= William Andrews (Australian actor) =

William Alexander Andrews (21 July 1836 – 28 September 1878), sometimes referred to as "Billy Andrews", was an Australian comic actor, who had a short career but was immensely popular, and like G. V. Brooke, became the yardstick by which later comedians were judged.

==History==
Andrews was born at 64 George Street, Sydney, "opposite the Central Police Station", a son of Alexander Andrews and Hebe Andrews, née Chippendale (1815–1874), who married 17 May 1834.

Notable roles include:
- Felix O'Callaghan in His Last Legs (1865) also played by his brother Alex.
- Baillie Nichol Jarvie in Rob Roy (1869)
- the mock Duke in Honeymoon (1868)
- "Perkyn Middlewick" in Our Boys (1878)
- "Deacon Skinner" in Struck Oil (1875)
- "Scrubs" in Rory O'More, his last appearance, which he played for two nights at the Sydney Queen's Theatre, but was practically inaudible, and died three weeks later of Bright's disease at his home in Liverpool Street, Woolloomooloo.
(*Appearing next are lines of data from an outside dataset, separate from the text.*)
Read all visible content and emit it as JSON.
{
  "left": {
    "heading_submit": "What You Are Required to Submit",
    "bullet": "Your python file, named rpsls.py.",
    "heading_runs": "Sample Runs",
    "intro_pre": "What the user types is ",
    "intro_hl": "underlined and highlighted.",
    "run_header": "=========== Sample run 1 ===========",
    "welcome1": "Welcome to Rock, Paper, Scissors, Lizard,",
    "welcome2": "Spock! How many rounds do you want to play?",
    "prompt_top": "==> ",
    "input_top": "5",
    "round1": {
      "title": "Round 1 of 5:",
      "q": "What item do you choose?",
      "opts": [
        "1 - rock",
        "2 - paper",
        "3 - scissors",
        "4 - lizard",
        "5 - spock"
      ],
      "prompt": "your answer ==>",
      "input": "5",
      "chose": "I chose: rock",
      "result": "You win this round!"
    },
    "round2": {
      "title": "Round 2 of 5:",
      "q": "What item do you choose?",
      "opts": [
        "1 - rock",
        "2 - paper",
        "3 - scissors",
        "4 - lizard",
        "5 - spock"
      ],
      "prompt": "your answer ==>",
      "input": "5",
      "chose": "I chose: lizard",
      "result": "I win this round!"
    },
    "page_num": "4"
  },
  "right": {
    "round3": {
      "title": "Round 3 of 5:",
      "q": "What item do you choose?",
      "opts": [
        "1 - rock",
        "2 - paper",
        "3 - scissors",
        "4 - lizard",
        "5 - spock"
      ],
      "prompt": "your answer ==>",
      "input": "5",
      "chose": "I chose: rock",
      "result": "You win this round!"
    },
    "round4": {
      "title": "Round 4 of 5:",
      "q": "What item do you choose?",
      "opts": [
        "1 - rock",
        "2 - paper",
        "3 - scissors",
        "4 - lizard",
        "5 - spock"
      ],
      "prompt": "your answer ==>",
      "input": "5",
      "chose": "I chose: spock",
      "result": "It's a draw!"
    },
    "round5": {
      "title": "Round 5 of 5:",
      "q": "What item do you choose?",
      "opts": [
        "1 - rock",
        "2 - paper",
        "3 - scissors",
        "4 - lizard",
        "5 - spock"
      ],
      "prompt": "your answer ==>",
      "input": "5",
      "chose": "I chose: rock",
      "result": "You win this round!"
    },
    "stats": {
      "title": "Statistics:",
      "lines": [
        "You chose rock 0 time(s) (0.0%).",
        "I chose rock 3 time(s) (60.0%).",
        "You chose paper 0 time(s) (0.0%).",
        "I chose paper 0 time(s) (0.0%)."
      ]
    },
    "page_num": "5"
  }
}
His wife, brother and sister were with him at the end.
Criticism of his work is hard to find — apart from being cast as the Artful Dodger in Oliver Twist, which part should have gone to a much smaller man. In other productions he played Mr Bumble.

==Family==
Andrews was married and had three children by a previous marriage:
- eldest daughter (born 22 April 1866), no details yet found
- William Inglewood Andrews (c. 1863 – 13 August 1885)
- Elizabeth Andrews (c. 3 June 1869 – 3 February 1887)

His brother Alec Andrews (1845 – 3 January 1895) was also a comedian; he had a sister at 70 Albion Street, Surry Hills, and another brother, James, about whom little has been found. His widow remarried and lived in Melbourne.